Otherwise, don’t be afraid to speak with a dietitian, psychiatrist or GP about your financial situation and how that will inevitably affect recovery. Tina, who now mentors other sufferers and has written a book about her illness called seconds to snap, advises: ‘There are food banks available for people who are really struggling but it can be difficult because it’s usually not the most nutritious foods, it’s just about tying you over. ‘If you’re recovering from an eating disorder, that can be overwhelming. Jack Monroe has great recipes on how to get a hearty meal for not a lot of money. Potatoes are a good staple but some find them intimidating. Some people feel more comfortable with sweet potatoes to begin with.’
My advice? Remember that we can all only do our best within the personal limits we’re handed.
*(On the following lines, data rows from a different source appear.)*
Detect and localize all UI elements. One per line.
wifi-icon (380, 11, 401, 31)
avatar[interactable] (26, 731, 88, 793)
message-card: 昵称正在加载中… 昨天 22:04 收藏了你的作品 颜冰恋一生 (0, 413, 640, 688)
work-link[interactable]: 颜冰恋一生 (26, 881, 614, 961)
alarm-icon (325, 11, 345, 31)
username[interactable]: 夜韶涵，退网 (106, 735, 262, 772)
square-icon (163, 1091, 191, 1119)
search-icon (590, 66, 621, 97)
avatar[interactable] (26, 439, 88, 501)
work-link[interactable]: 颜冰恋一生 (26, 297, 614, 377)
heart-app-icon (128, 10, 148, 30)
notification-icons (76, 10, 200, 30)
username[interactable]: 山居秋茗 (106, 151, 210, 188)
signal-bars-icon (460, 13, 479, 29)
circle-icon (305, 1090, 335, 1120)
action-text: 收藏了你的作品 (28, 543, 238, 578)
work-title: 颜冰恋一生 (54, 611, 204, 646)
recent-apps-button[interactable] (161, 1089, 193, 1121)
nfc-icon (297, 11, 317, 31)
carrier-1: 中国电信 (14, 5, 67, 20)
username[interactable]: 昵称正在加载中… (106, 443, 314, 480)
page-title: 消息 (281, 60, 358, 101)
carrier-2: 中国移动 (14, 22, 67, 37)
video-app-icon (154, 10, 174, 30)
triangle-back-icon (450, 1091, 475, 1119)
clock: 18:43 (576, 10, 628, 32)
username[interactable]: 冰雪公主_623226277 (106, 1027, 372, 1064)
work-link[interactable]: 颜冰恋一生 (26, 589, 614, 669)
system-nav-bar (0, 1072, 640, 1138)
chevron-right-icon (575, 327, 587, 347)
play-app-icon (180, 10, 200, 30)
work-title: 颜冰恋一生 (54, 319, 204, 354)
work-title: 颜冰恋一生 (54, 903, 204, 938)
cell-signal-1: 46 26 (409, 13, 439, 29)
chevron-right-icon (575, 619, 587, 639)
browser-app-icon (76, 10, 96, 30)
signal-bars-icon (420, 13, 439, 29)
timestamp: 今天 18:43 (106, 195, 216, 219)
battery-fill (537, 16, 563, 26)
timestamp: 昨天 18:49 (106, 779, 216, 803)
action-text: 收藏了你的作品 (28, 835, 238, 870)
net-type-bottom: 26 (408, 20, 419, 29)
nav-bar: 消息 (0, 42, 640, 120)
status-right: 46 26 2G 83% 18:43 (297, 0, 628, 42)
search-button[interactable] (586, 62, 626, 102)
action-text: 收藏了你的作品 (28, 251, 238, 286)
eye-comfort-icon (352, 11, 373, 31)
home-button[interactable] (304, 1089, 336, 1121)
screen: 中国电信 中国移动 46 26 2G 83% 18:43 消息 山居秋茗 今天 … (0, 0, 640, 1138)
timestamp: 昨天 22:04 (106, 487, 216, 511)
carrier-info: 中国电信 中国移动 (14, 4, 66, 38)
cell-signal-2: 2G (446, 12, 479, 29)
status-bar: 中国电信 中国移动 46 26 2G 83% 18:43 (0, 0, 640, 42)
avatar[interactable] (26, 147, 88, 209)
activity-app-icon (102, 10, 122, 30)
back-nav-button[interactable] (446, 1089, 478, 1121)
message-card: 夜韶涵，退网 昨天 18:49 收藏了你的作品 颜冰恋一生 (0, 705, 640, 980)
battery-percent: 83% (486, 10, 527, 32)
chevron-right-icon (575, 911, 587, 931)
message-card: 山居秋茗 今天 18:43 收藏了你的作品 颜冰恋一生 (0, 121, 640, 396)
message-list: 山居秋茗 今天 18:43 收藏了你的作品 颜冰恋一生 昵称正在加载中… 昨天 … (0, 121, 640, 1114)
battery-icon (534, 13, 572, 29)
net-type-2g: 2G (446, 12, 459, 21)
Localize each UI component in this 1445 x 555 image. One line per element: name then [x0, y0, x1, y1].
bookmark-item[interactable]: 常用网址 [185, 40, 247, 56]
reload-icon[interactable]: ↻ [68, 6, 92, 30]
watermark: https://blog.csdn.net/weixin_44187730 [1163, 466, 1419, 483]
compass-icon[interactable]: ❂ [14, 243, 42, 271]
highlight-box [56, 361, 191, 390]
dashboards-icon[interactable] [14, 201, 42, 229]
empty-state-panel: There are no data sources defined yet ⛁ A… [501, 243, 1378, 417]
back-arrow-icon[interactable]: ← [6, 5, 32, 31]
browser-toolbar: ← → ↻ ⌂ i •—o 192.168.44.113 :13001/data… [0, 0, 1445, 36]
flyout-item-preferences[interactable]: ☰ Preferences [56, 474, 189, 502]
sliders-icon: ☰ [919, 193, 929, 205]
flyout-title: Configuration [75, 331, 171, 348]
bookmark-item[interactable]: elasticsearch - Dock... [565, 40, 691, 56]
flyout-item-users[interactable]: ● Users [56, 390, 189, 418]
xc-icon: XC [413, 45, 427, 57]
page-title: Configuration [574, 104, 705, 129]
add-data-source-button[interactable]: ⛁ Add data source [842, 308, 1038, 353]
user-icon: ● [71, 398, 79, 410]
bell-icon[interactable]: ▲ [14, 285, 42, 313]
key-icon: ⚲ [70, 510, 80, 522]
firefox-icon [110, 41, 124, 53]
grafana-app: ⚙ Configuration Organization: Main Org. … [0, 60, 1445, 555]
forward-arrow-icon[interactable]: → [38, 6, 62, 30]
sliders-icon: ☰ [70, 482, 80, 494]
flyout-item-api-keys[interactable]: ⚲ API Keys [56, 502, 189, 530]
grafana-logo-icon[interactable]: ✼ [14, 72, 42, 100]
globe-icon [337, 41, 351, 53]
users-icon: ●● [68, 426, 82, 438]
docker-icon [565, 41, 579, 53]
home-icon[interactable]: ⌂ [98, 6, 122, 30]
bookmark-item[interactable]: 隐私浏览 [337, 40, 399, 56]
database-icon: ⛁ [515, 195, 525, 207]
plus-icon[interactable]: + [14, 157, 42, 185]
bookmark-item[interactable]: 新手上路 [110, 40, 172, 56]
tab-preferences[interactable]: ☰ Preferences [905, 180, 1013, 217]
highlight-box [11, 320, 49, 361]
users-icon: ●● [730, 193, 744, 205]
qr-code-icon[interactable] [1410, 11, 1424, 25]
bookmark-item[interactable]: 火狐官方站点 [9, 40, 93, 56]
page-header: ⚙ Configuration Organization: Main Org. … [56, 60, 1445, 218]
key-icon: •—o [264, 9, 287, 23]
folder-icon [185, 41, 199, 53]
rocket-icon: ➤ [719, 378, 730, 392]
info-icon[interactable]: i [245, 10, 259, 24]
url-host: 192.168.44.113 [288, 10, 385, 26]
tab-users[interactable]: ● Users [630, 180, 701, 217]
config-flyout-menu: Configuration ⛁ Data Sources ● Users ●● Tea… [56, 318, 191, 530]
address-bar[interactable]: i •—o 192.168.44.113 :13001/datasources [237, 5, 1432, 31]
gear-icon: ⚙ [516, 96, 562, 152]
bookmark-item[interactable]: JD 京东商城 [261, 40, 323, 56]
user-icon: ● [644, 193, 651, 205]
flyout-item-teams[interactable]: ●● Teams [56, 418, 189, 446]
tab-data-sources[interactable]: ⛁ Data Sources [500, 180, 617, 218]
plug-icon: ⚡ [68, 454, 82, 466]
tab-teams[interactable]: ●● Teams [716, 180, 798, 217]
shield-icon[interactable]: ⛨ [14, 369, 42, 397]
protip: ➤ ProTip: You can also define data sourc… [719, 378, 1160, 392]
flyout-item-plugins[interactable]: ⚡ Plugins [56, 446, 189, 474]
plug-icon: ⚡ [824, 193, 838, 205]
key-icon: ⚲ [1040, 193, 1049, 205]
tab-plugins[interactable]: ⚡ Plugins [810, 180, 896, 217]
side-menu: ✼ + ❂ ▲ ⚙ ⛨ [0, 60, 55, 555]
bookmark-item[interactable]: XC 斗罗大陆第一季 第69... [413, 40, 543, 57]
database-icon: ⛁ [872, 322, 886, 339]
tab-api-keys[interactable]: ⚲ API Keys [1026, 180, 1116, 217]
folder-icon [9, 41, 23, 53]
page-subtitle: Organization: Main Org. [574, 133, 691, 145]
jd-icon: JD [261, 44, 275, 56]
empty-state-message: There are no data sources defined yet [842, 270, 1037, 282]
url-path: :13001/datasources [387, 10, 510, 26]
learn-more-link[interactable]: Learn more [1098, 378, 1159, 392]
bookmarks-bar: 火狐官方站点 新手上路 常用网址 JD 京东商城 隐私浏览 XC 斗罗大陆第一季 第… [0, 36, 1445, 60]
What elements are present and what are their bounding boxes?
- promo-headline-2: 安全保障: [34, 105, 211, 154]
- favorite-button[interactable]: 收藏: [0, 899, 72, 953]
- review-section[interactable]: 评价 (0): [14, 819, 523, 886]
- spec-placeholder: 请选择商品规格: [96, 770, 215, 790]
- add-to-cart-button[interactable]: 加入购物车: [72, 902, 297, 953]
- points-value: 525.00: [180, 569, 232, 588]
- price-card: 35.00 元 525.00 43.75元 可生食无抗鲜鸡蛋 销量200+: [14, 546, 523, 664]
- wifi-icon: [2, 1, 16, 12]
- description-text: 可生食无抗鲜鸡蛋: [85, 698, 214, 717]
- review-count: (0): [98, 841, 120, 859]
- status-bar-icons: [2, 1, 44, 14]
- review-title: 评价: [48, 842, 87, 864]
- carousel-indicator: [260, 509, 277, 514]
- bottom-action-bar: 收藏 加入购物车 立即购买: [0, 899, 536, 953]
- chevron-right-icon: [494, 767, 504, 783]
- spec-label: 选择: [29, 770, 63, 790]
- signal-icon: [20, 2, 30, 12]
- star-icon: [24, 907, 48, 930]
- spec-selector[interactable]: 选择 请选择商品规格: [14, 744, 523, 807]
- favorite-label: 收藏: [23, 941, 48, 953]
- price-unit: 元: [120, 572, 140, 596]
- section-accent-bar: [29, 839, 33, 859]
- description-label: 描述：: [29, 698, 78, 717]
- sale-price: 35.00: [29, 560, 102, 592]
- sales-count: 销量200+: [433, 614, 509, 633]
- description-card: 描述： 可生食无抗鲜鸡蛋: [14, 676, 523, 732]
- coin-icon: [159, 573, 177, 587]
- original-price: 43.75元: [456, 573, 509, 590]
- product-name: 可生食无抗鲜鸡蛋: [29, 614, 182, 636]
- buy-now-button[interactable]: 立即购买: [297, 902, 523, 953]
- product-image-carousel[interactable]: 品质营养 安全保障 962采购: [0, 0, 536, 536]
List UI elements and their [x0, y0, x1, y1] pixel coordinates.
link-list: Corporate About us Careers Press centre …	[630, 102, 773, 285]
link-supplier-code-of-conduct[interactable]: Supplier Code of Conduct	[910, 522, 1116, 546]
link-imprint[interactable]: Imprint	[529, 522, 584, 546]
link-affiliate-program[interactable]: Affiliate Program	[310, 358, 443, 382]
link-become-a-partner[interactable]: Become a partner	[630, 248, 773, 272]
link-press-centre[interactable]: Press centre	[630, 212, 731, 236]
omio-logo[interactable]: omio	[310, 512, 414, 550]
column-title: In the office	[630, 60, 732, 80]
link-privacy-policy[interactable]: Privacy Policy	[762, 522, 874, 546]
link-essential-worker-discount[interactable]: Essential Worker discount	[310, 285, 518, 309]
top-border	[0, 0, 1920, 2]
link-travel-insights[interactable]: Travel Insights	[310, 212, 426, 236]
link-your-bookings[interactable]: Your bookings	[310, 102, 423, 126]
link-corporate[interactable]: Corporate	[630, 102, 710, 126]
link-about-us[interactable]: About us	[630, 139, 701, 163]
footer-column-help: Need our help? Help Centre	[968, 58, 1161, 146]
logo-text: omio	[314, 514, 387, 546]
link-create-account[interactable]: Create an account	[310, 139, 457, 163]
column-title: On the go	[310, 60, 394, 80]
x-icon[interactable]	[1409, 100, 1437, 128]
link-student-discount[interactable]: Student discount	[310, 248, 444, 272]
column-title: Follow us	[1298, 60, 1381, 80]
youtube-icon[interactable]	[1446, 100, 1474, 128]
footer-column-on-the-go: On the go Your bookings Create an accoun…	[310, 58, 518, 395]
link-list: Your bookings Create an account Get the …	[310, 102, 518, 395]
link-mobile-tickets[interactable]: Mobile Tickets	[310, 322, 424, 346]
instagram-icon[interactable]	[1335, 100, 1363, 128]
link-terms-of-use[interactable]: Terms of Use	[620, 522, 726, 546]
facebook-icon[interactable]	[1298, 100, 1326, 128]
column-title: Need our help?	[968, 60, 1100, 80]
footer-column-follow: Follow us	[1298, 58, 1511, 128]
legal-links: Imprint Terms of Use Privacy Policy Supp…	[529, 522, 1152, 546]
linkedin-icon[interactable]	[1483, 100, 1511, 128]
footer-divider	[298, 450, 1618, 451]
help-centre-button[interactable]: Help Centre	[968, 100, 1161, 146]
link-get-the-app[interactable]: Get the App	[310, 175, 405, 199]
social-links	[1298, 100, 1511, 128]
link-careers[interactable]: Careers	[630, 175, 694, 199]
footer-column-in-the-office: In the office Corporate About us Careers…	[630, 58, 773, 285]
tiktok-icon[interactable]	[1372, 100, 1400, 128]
Even with all the money in the world, recovery can feel like uphill torture. If your means are limited, the battle is likely to be bloodier still. Don’t beat yourself up. Do what you can do, and when you can’t, ask for help. And if, like me, you can afford it but can’t bring yourself to buy it, spare a minute to think of Tina. It might be the motivation you need to put down the sodding, watery, tasteless salad cheese.